Millat Tractors Limited (MTL) announced its earnings results today for 3QFY25. The company reported an unconsolidated profit of Rs 1.3 billion and earnings per share (EPS) of Rs 7.24. This represents a 56% decline year over year (Yoy) and a significant 54% decrease quarter over quarter (Qoq).
– This results in 9MFY25 earnings totalling Rs 5.05 billion, with an EPS of Rs 26.32, which is down 40% YoY compared to Rs 8.3 billion (EPS of Rs 43.7) in 9MFY24.
– The decline in earnings is primarily due to a 50% YoY drop in sales and a 36% QoQ decrease, with tractor sales falling to 4,411 units in 3QFY25, down from 8,411 units in 3QFY24 and 7,541 units in 2QFY25.
– Demand for tractors remained muted during 3QFY25 amid weak farm economics.
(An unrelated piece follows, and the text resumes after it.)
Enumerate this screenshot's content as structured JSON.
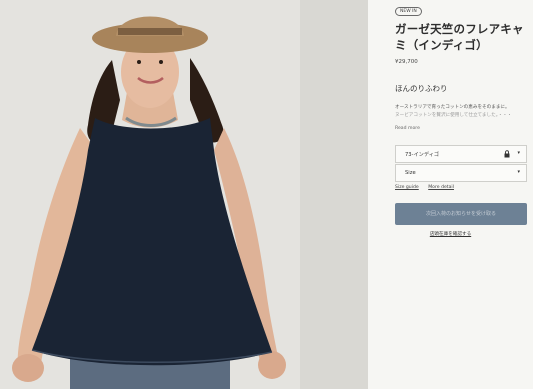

Notably, in 2q FY25, the Punjab government announced a Green Tractor scheme, which provided a one-off boost to the company’s sales.
– Gross margins surprisingly increased by 283 basis points QoQ and 398 basis points YoY to 28.3% in 3QFY25, despite the decrease in sales. In 9MFY25, gross margins were recorded at 27.1%, compared to 23.76% in 9MFY24.
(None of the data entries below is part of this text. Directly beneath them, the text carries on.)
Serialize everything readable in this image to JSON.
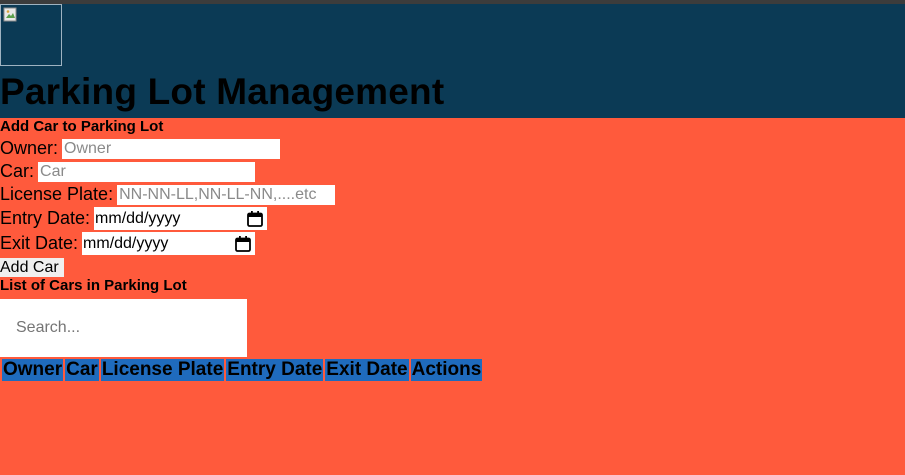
{
  "header": {
    "title": "Parking Lot Management",
    "logo_alt": "broken-image-icon"
  },
  "add_form": {
    "title": "Add Car to Parking Lot",
    "owner_label": "Owner:",
    "owner_placeholder": "Owner",
    "car_label": "Car:",
    "car_placeholder": "Car",
    "plate_label": "License Plate:",
    "plate_placeholder": "NN-NN-LL,NN-LL-NN,....etc",
    "entry_label": "Entry Date:",
    "entry_value": "mm/dd/yyyy",
    "exit_label": "Exit Date:",
    "exit_value": "mm/dd/yyyy",
    "submit_label": "Add Car"
  },
  "list": {
    "title": "List of Cars in Parking Lot",
    "search_placeholder": "Search...",
    "columns": [
      "Owner",
      "Car",
      "License Plate",
      "Entry Date",
      "Exit Date",
      "Actions"
    ],
    "rows": []
  },
  "colors": {
    "header_bg": "#0b3a55",
    "page_bg": "#ff5a3c",
    "table_header_bg": "#1f6bbd"
  }
}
– Distribution expenses decreased by 36% year-over-year (Yoy) and 27% quarter-over-quarter (Qoq), attributed to the overall decline in sales. Similarly, other expenditures decreased by 53% year-over-year (Yoy) to Rs 166 million due to lower WPPF and WWF charges, in line with reduced profitability.
The company’s effective tax rate was reported at 38% for 3q FY25, compared to 34% in 3q FY24. Meanwhile, in 2QFY25, the company experienced a tax reversal of Rs 67 million. The effective tax rate for 9MFY25 was 18%, down from 38% in the corresponding period.
– MTL is currently trading at a FY26F price-to-earnings (PE) ratio of 11.22x, with a dividend yield (DY) of 7.6%.